L’installazione delle Sitting Sculptures, sedie con la seduta d’acciaio su cui sono incise parole in ordine randomico, riempie lo spazio centrale della sala e suggerisce l’idea di una dimensione corale della fruizione. La sedia sulla quale Lim invita il pubblico a sedersi e a interrogarsi diventa quindi unità di misura della collettività dalla quale poter costruire la propria prospettiva.

A questo fa eco idealmente il video dell’happening La via del falò divino (2017), girato a Novoli, in cui le Sitting Sculptures sono al centro del rituale collettivo della Focara. L’installazione rappresenta anche il punto d’osservazione privilegiato di Four Seasons (2019), una tavola lignea della quale lo spettatore è chiamato a decifrare i simboli e le lettere. 
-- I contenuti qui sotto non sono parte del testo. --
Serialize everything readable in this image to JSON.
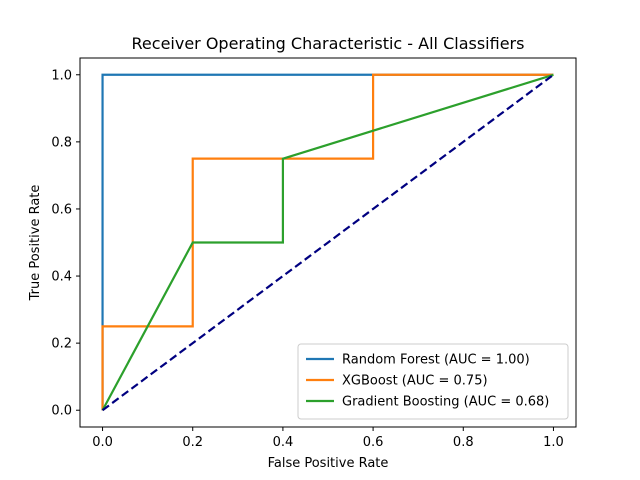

L’ambiguità, la contraddizione, il gioco e l’ironia sono gli strumenti utilizzati per mettere lo spettatore nelle condizioni di individuare un punto di rottura, di elaborare un pensiero critico. Per questo H.H. Lim continua a proporre un’arte lontana dalla compiacenza estetica, che vuole essere spunto di riflessione, dubbio, declinata in una visione intima ma dal respiro profondamente contemporaneo.

La dimensione personale e quella collettiva si contemplano vicendevolmente in un chiasmo di sguardi, come se la realtà e la società fossero uno specchio d’acqua su cui riflettere la propria esperienza.